A growing minority of researchers is skeptical that the amyloid hypothesis is sufficient to account for AD pathogenesis in all stages of the disease or in various disease subpopulations, and they are investigating other pathways that may contribute to the disease, either in combination with the amyloid pathway or as alternative mechanisms. We have discussed alternative hypotheses for AD pathogenesis in a 2004 article published in Genetic Engineering News (available on our website), and in book-length reports published by Cambridge Healthtech Institute in 2006 and in 2009.

The search for alternative hypotheses takes on added urgency because of the clinical failure of several AD drugs that had been designed based on the amyloid hypothesis. These include Neurochem’s (now Bellus Health) Alzhemed (3-amino-1-propanesulfonic acid) and Myriad Pharmaceuticals’ Flurizan (tarenflurbil), both of which failed in Phase III clinical trials. Based on the overall results of the Phase II trial of bapineuzumab, most researchers and industry commentators would add bapineuzumab to the list, unless the stratified Phase III trial shows that the drug is significantly efficacious and safe for ApoE4 noncarriers.

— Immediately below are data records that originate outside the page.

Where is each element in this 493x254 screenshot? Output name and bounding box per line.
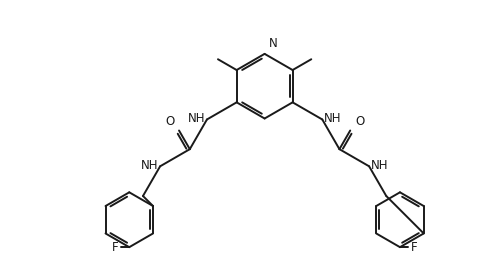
Text: NH: NH: [324, 112, 342, 125]
Text: O: O: [165, 115, 174, 128]
Text: NH: NH: [371, 159, 388, 172]
Text: O: O: [355, 115, 364, 128]
Text: NH: NH: [187, 112, 205, 125]
Text: F: F: [411, 241, 418, 254]
Text: N: N: [269, 37, 277, 50]
Text: NH: NH: [141, 159, 158, 172]
Text: F: F: [112, 241, 118, 254]
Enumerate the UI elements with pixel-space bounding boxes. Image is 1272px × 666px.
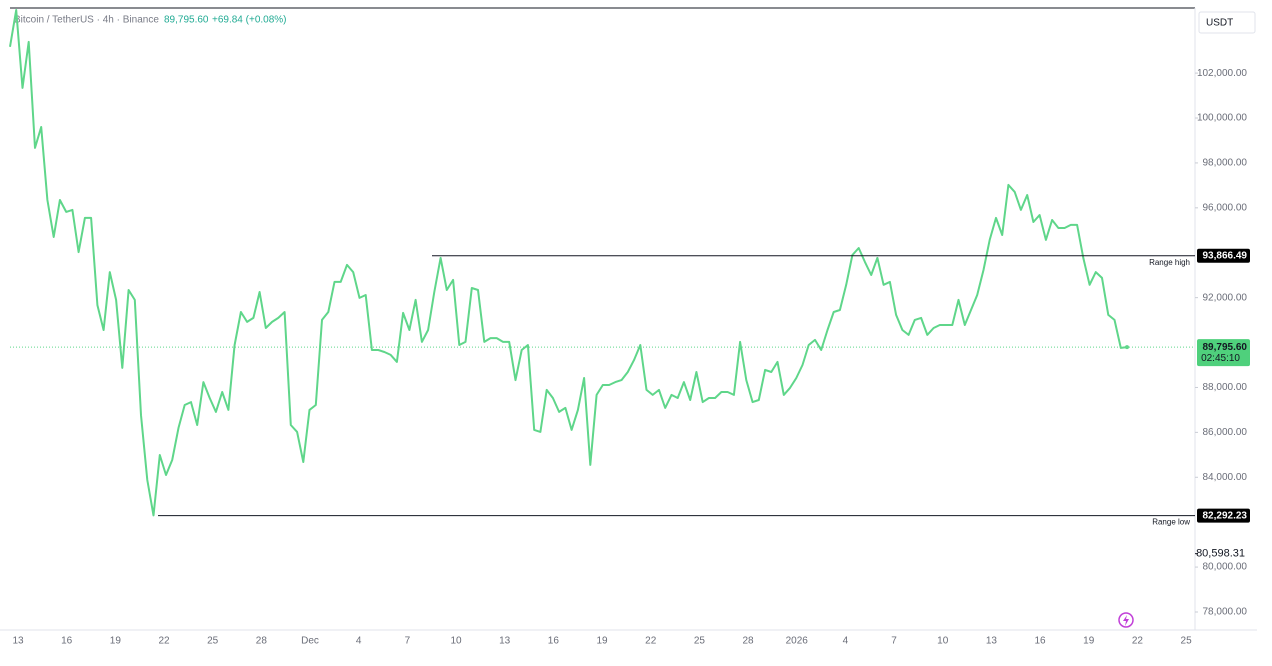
- range-price-box: [1197, 248, 1250, 263]
- y-tick-label: 98,000.00: [1203, 158, 1248, 169]
- x-tick-label: 13: [986, 636, 998, 647]
- last-price-dot: [1125, 345, 1129, 350]
- x-tick-label: 4: [356, 636, 362, 647]
- header-price: 89,795.60: [164, 15, 209, 26]
- range-text: Range high: [1149, 258, 1190, 267]
- x-tick-label: 4: [843, 636, 849, 647]
- y-tick-label: 84,000.00: [1203, 472, 1248, 483]
- last-price-box: [1197, 339, 1250, 367]
- lightning-bolt: [1123, 615, 1129, 626]
- marker-price-label: 80,598.31: [1196, 548, 1245, 560]
- x-tick-label: 13: [499, 636, 511, 647]
- countdown: 02:45:10: [1201, 353, 1240, 364]
- last-price-label: 89,795.60: [1203, 342, 1248, 353]
- lightning-icon[interactable]: [1118, 612, 1134, 628]
- y-tick-label: 86,000.00: [1203, 427, 1248, 438]
- x-tick-label: 2026: [786, 636, 809, 647]
- y-tick-label: 102,000.00: [1197, 68, 1247, 79]
- x-tick-label: 13: [12, 636, 24, 647]
- currency[interactable]: USDT: [1206, 18, 1233, 29]
- x-tick-label: 25: [207, 636, 219, 647]
- y-tick-label: 96,000.00: [1203, 202, 1248, 213]
- range-price-label: 82,292.23: [1203, 510, 1248, 521]
- x-tick-label: 10: [937, 636, 949, 647]
- x-tick-label: 28: [742, 636, 754, 647]
- x-tick-label: 16: [548, 636, 560, 647]
- price-line: [9, 9, 1128, 517]
- range-text: Range low: [1152, 518, 1190, 527]
- x-tick-label: 25: [694, 636, 706, 647]
- y-tick-label: 92,000.00: [1203, 292, 1248, 303]
- x-tick-label: 22: [158, 636, 170, 647]
- x-tick-label: 16: [61, 636, 73, 647]
- x-tick-label: 22: [645, 636, 657, 647]
- symbol-title: Bitcoin / TetherUS · 4h · Binance: [14, 15, 159, 26]
- range-price-label: 93,866.49: [1203, 250, 1248, 261]
- x-tick-label: 28: [256, 636, 268, 647]
- y-tick-label: 100,000.00: [1197, 113, 1247, 124]
- currency-box[interactable]: [1198, 11, 1256, 34]
- y-tick-label: 78,000.00: [1203, 607, 1248, 618]
- x-tick-label: 19: [596, 636, 608, 647]
- x-tick-label: 7: [891, 636, 897, 647]
- y-tick-label: 80,000.00: [1203, 562, 1248, 573]
- x-tick-label: 22: [1132, 636, 1144, 647]
- x-tick-label: 10: [450, 636, 462, 647]
- x-tick-label: 7: [405, 636, 411, 647]
- x-tick-label: 19: [1083, 636, 1095, 647]
- header-change: +69.84 (+0.08%): [212, 15, 287, 26]
- x-tick-label: 19: [110, 636, 122, 647]
- y-tick-label: 88,000.00: [1203, 382, 1248, 393]
- x-tick-label: 16: [1035, 636, 1047, 647]
- x-tick-label: Dec: [301, 636, 319, 647]
- range-price-box: [1197, 508, 1250, 523]
- x-tick-label: 25: [1181, 636, 1193, 647]
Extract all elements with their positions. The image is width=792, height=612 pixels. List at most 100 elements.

Since ApoE4 carrier status is such a prominent risk factor for developing late-onset AD, might ApoE4 itself be a target for drug discovery in AD? Drs. Kaufer and Gandy suggest that such an approach might be fruitful, whatever the outcome of the Phase III trial of bapineuzumab. Several academic laboratories have been investigating mechanisms by which ApoE4 may be involved in the pathobiology of AD. You may read two recent papers on this subject here and here. ApoE4 may contribute to AD pathogenesis via multiple mechanisms, including by causing synaptic deficits and mitochondrial dysfunction in neurons, and by inducing endoplasmic reticulum stress leading to astrocyte dysfunction.

Given the prominence of ApoE4 expression as a risk factor for AD, the study of the mechanistic basis of ApoE4’s role in AD pathobiology needs greater attention. Hopefully, this research will lead to the development of novel therapeutic strategies for AD.